April 28 – Bloomberg (Jack Wittels): “Ships seeking to avoid ongoing attacks by Houthi rebels in the Red Sea area are emitting millions of additional tons of carbon, making it tougher for companies using ocean freight to reduce pollution across their supply chains. Instead of passing through Egypt’s Suez Canal, hundreds of vessels since mid-December are sailing around South Africa’s Cape of Good Hope… The additional fuel burned has led to approximately an extra 13.6 million tons of CO2 emissions over the past four months — equivalent to the pollution of about 9 million cars over that same period, according to a report from consultancy INVERTO, a subsidiary of Boston Consulting Group Inc.”
Geopolitical Watch:
May 1 – Reuters (Mikhail Flores): “The Philippines… accused China’s coast guard of elevating tensions in the South China Sea after two vessels suffered damage from water cannon use by Beijing, an official said. Philippine officials have said a coast guard ship and a fisheries vessel were damaged when Chinese coast guard vessels fired water cannons at them while on their way to the disputed Scarborough shoal… to help Filipino fishermen at sea.”

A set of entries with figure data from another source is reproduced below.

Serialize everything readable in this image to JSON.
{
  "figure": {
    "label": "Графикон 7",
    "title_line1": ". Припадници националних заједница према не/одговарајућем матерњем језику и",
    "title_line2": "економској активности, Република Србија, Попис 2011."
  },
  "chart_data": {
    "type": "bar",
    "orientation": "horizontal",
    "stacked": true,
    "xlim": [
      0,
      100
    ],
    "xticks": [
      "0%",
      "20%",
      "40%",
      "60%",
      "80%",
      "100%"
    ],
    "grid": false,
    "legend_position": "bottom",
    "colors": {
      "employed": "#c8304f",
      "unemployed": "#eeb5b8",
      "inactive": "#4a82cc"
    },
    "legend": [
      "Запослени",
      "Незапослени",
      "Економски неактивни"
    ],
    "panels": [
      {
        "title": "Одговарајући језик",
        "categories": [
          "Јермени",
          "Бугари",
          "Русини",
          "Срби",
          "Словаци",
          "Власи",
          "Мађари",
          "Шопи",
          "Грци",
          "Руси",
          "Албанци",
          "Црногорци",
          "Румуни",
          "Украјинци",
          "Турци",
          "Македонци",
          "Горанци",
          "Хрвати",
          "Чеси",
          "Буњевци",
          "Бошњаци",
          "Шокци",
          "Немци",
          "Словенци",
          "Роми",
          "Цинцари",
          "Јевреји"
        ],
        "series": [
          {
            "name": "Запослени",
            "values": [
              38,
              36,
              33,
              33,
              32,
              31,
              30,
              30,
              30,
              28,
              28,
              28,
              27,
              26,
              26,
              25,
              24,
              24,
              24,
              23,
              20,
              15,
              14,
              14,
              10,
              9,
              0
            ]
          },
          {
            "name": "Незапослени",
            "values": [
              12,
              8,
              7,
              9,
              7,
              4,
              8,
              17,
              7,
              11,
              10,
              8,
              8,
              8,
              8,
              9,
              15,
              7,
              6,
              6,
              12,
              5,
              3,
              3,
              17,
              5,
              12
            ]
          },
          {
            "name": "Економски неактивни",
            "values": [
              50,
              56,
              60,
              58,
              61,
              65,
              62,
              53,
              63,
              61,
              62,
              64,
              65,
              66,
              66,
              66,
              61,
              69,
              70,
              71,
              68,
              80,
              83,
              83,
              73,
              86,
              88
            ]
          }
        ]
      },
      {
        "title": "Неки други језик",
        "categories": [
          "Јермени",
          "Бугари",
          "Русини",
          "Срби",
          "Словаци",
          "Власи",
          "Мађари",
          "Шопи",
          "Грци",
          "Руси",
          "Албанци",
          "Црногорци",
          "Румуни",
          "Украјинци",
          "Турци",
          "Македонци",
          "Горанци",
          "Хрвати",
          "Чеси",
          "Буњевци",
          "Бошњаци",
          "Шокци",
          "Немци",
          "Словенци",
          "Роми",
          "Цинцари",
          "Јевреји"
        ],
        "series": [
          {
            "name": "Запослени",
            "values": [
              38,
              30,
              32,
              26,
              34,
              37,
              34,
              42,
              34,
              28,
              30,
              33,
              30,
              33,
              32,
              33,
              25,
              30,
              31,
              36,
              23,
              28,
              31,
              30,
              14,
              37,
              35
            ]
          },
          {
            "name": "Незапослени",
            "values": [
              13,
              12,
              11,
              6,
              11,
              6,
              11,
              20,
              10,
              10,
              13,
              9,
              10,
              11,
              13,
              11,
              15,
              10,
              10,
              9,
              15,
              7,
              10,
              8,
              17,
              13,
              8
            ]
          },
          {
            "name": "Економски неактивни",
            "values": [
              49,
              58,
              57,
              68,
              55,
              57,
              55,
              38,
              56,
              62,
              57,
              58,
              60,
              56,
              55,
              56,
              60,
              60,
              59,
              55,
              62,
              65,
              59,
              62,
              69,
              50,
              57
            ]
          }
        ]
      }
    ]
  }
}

April 28 – Reuters (Liz Lee and Junko Fujita): “China’s coast guard confronted Japanese lawmakers in waters claimed by both countries in the East China Sea, China’s embassy in Tokyo and Japanese media said…, the latest in a series of maritime disputes involving China and its neighbours. Chinese vessels took unspecified law enforcement measures, the embassy said in a statement, adding that it had lodged solemn representations for what it called ‘infringement and provocation’ by Japan near tiny, uninhabited islands that Beijing calls the Diaoyu and Tokyo calls the Senkaku.”